The United States Census Bureau tells us that Baltimore’s population declined by 32% from 1960 to 2009. Chief Clack says various estimates place the number of vacant buildings in the city as high as 40,000. Over the same time the fire department went from 88 companies to 54, per Chief Clack. This is a reduction of about 39% overall. Further stretching the numbers are rolling brownouts ranging in number from six per day last summer to three per day now. Baltimore recently had to call mutual aide from Washington’s DCFEMS to help with a pair of greater alarm fires. This is a city in decline that needs a top-rate fire department to protect its aging and deteriorating housing stock, commercial districts, and bypassed industrial centers. They have a big fire problem and they have it now, right now, tonight, tomorrow, and in the morning. Yet here we find the chief of the department in the pages of the nation’s foremost trade journal and he’s bragging about going into houses to teach people how to put their babies to bed and calling it the future of the fire service.
The fire service’s leaders love to tell us that we need to train, prepare, train, and prepare some more. Leaving aside questions of propriety and over the political wisdom of bringing government agents into homes to “educate” the populace in this era of Tea Parties, I wonder how much time is left to train and prepare after “total-risk-reduction.” We also might be wise to ask when, how, and, most of all, why, the fire department is in charge of reducing the totality of risk. If words mean something then this is surely the greatest and most untenable mission creep anyone has ever seen.

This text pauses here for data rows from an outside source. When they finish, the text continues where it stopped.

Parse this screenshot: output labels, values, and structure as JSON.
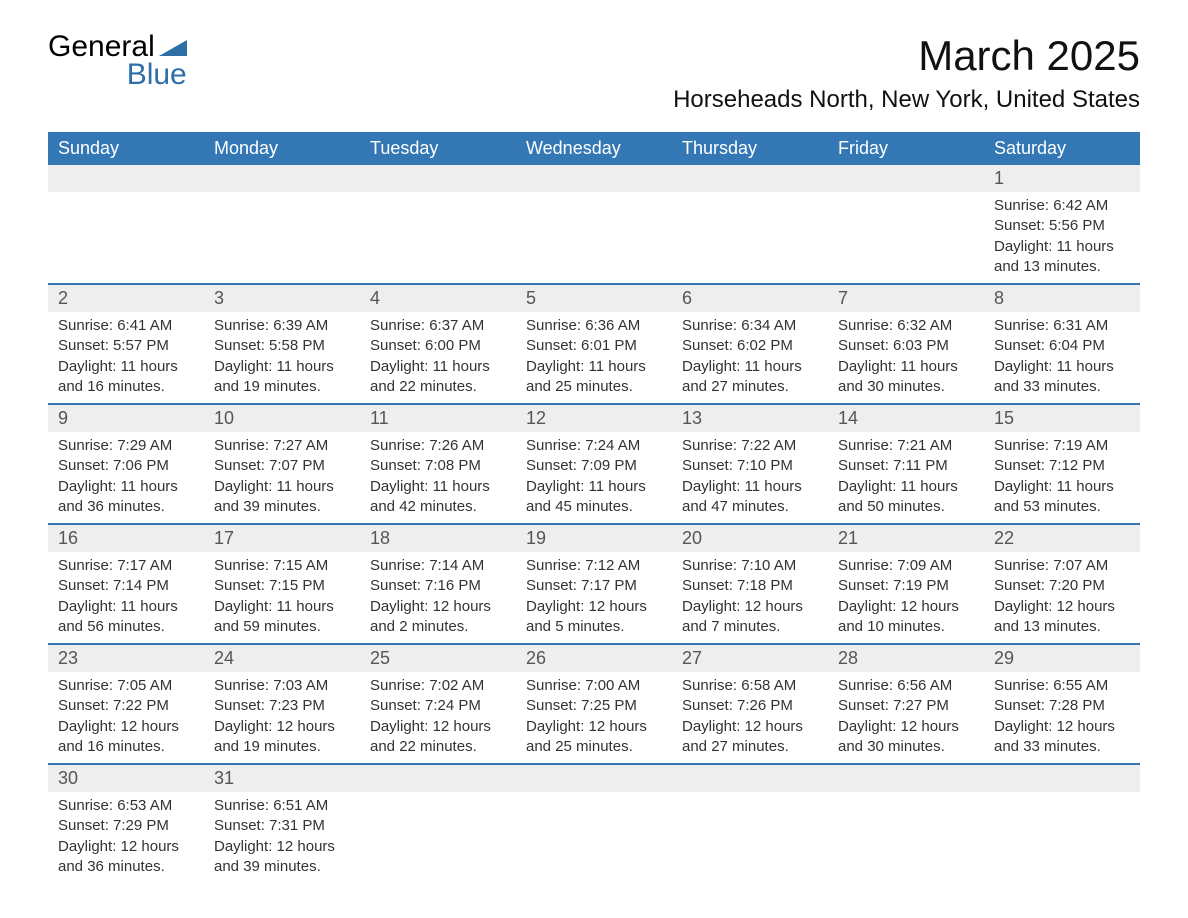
{
  "logo": {
    "word1": "General",
    "word2": "Blue",
    "icon_color": "#2f6fa7"
  },
  "title": "March 2025",
  "location": "Horseheads North, New York, United States",
  "colors": {
    "header_bg": "#3378b5",
    "header_text": "#ffffff",
    "daynum_bg": "#eeeeee",
    "border": "#3378b5",
    "text": "#333333"
  },
  "columns": [
    "Sunday",
    "Monday",
    "Tuesday",
    "Wednesday",
    "Thursday",
    "Friday",
    "Saturday"
  ],
  "weeks": [
    [
      null,
      null,
      null,
      null,
      null,
      null,
      {
        "n": "1",
        "sunrise": "6:42 AM",
        "sunset": "5:56 PM",
        "dl1": "11 hours",
        "dl2": "and 13 minutes."
      }
    ],
    [
      {
        "n": "2",
        "sunrise": "6:41 AM",
        "sunset": "5:57 PM",
        "dl1": "11 hours",
        "dl2": "and 16 minutes."
      },
      {
        "n": "3",
        "sunrise": "6:39 AM",
        "sunset": "5:58 PM",
        "dl1": "11 hours",
        "dl2": "and 19 minutes."
      },
      {
        "n": "4",
        "sunrise": "6:37 AM",
        "sunset": "6:00 PM",
        "dl1": "11 hours",
        "dl2": "and 22 minutes."
      },
      {
        "n": "5",
        "sunrise": "6:36 AM",
        "sunset": "6:01 PM",
        "dl1": "11 hours",
        "dl2": "and 25 minutes."
      },
      {
        "n": "6",
        "sunrise": "6:34 AM",
        "sunset": "6:02 PM",
        "dl1": "11 hours",
        "dl2": "and 27 minutes."
      },
      {
        "n": "7",
        "sunrise": "6:32 AM",
        "sunset": "6:03 PM",
        "dl1": "11 hours",
        "dl2": "and 30 minutes."
      },
      {
        "n": "8",
        "sunrise": "6:31 AM",
        "sunset": "6:04 PM",
        "dl1": "11 hours",
        "dl2": "and 33 minutes."
      }
    ],
    [
      {
        "n": "9",
        "sunrise": "7:29 AM",
        "sunset": "7:06 PM",
        "dl1": "11 hours",
        "dl2": "and 36 minutes."
      },
      {
        "n": "10",
        "sunrise": "7:27 AM",
        "sunset": "7:07 PM",
        "dl1": "11 hours",
        "dl2": "and 39 minutes."
      },
      {
        "n": "11",
        "sunrise": "7:26 AM",
        "sunset": "7:08 PM",
        "dl1": "11 hours",
        "dl2": "and 42 minutes."
      },
      {
        "n": "12",
        "sunrise": "7:24 AM",
        "sunset": "7:09 PM",
        "dl1": "11 hours",
        "dl2": "and 45 minutes."
      },
      {
        "n": "13",
        "sunrise": "7:22 AM",
        "sunset": "7:10 PM",
        "dl1": "11 hours",
        "dl2": "and 47 minutes."
      },
      {
        "n": "14",
        "sunrise": "7:21 AM",
        "sunset": "7:11 PM",
        "dl1": "11 hours",
        "dl2": "and 50 minutes."
      },
      {
        "n": "15",
        "sunrise": "7:19 AM",
        "sunset": "7:12 PM",
        "dl1": "11 hours",
        "dl2": "and 53 minutes."
      }
    ],
    [
      {
        "n": "16",
        "sunrise": "7:17 AM",
        "sunset": "7:14 PM",
        "dl1": "11 hours",
        "dl2": "and 56 minutes."
      },
      {
        "n": "17",
        "sunrise": "7:15 AM",
        "sunset": "7:15 PM",
        "dl1": "11 hours",
        "dl2": "and 59 minutes."
      },
      {
        "n": "18",
        "sunrise": "7:14 AM",
        "sunset": "7:16 PM",
        "dl1": "12 hours",
        "dl2": "and 2 minutes."
      },
      {
        "n": "19",
        "sunrise": "7:12 AM",
        "sunset": "7:17 PM",
        "dl1": "12 hours",
        "dl2": "and 5 minutes."
      },
      {
        "n": "20",
        "sunrise": "7:10 AM",
        "sunset": "7:18 PM",
        "dl1": "12 hours",
        "dl2": "and 7 minutes."
      },
      {
        "n": "21",
        "sunrise": "7:09 AM",
        "sunset": "7:19 PM",
        "dl1": "12 hours",
        "dl2": "and 10 minutes."
      },
      {
        "n": "22",
        "sunrise": "7:07 AM",
        "sunset": "7:20 PM",
        "dl1": "12 hours",
        "dl2": "and 13 minutes."
      }
    ],
    [
      {
        "n": "23",
        "sunrise": "7:05 AM",
        "sunset": "7:22 PM",
        "dl1": "12 hours",
        "dl2": "and 16 minutes."
      },
      {
        "n": "24",
        "sunrise": "7:03 AM",
        "sunset": "7:23 PM",
        "dl1": "12 hours",
        "dl2": "and 19 minutes."
      },
      {
        "n": "25",
        "sunrise": "7:02 AM",
        "sunset": "7:24 PM",
        "dl1": "12 hours",
        "dl2": "and 22 minutes."
      },
      {
        "n": "26",
        "sunrise": "7:00 AM",
        "sunset": "7:25 PM",
        "dl1": "12 hours",
        "dl2": "and 25 minutes."
      },
      {
        "n": "27",
        "sunrise": "6:58 AM",
        "sunset": "7:26 PM",
        "dl1": "12 hours",
        "dl2": "and 27 minutes."
      },
      {
        "n": "28",
        "sunrise": "6:56 AM",
        "sunset": "7:27 PM",
        "dl1": "12 hours",
        "dl2": "and 30 minutes."
      },
      {
        "n": "29",
        "sunrise": "6:55 AM",
        "sunset": "7:28 PM",
        "dl1": "12 hours",
        "dl2": "and 33 minutes."
      }
    ],
    [
      {
        "n": "30",
        "sunrise": "6:53 AM",
        "sunset": "7:29 PM",
        "dl1": "12 hours",
        "dl2": "and 36 minutes."
      },
      {
        "n": "31",
        "sunrise": "6:51 AM",
        "sunset": "7:31 PM",
        "dl1": "12 hours",
        "dl2": "and 39 minutes."
      },
      null,
      null,
      null,
      null,
      null
    ]
  ],
  "labels": {
    "sunrise": "Sunrise:",
    "sunset": "Sunset:",
    "daylight": "Daylight:"
  }
}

The urban ruins of the decaying metropolis and the bare bones fire department are on display in Baltimore for all the fire service and world to see. Baltimore and its fire department are sinking; teaching people to put babies to sleep will not be the future that Chief Clack and the city fathers will be remembered for.
#1 Clicky Clack does not know how we work in Bmore.
#2 He needs to go back to minneapolis and take care of there bridges.
#3 The home visits are a joke when we put up a smoke detector next to 3 empty shells because as soon as we leave the people take them out and use the battery for some thing elses.
#4 Unlike what Clack said when he shut down one of the busies trucks people do not save themselves.